When Damon Tweedy began medical school at Duke University, a professor in a lecture hall mistook him for a janitor, asking, "Are you here to fix the lights?" Two decades later that question still rankles, although Tweedy's long-game answer was the best revenge: graduating with distinction, earning another marquee degree from Yale Law School and joining the ranks of Duke faculty as a professor of psychiatry.

How much has changed? Just last month, the Association of American Medical Colleges reported that applications from African-American men have declined: from 1,410 in 1978 to 1,337 in 2014.

While many doctors write books -- the Greek physician Ctesias in antiquity, Atul Gawande today -- few have concerned themselves with race. "Black Man in a White Coat: A Doctor's Reflections on Race and Medicine" (Picador, $26) is Tweedy's thoughtful answer to that gap -- and that Duke professor. The writer, 41, took questions from his home in suburban Raleigh, North Carolina.

 

What are the perspectives from which you view the world?

Well, "Black Man in a White Coat," that's two different identities right there. These sometimes blend seamlessly and sometimes clash. I'm a husband, a father -- family is a very important to me. And I have a certain athletic identity that might be more imaginative than anything else. I'm a tall black guy -- six-foot-six -- and I played basketball in college . I was a much better student, though.

Memoir and biography are often riddled with the great-man-rising narrative -- but not yours.

When you read biography, the subjects often seem like they were destined for greatness. That wasn't my experience. My father was a meat cutter who didn't graduate from high school. My mother's family didn't have enough to send her to college. I was dealing with doubt and fighting failure. I wouldn't want to write a book that went another way.

Your memoir is certainly no tell-all. Did being a psychiatrist influence what you left out?

In my field, you hold other people's secrets, in medicine in general and in psychiatry particularly. Part of me is a very private person, and I wanted this book to be about more than just me. So many leading medical schools are in cities with large black populations, and this creates a tension between hospital and community that interests me.

Can we think of your book as making the medical case that Black Lives Matter?

I think Black Lives Matter is more focused on police issues. I didn't write about this, but when I was a first-year medical student, I was driving back to Maryland, in the daytime, and an officer pulled me over in a rural North Carolina county and said I was speeding. I'm pretty sure I wasn't -- my slow driving is a joke in my family . . . He said, "You don't have a gun in there, boy?". . . I've never held a gun in my entire life. I felt angry, ashamed, all those sorts of things. The tension is: are you going to go along or exercise your rights? I decided it is better to live and fight another day as the lesser of the two costs.

What do you think of the AAMC findings?

It is easiest for me to think in terms of causes and solutions. Causes: inadequate K-12 educational opportunity, residential segregation, lack of access to positive role models, limited societal perceptions of ways that black men can succeed. I tested into a magnet high school and that really benefited me. Still, people would say to me in medical school, "Why aren't you playing basketball?" Lots of young people still hear the same message: this is the lane you have to occupy. . . . For black men, it's athlete, entertainer or criminal -- stay in your lane.

Solutions: No magic bullet. Each of the causes has to be addressed. It requires simultaneous efforts of academic institutions, nonprofits, private sector, media and government.

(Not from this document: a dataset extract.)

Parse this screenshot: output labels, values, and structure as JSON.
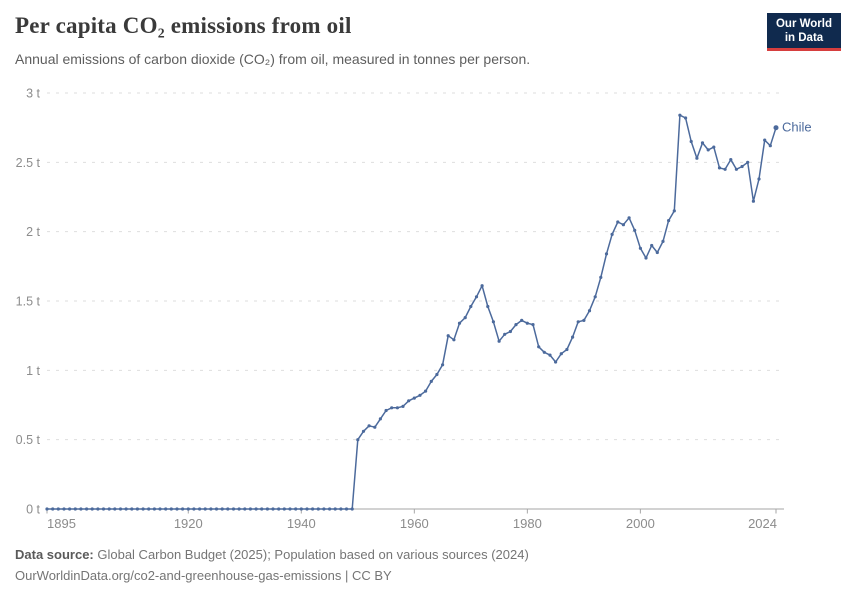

Whenever I think of my parents (and their parents) and the conditions under which they lived, I know that this country has come a long way, despite how far we still have to go. Part of me wrote "Black Man in a White Coat" as family history in a way, with the hope that future generations of Tweedy kids will read my account and think, "Granddad and his family had it pretty tough for a while; things are so much better now."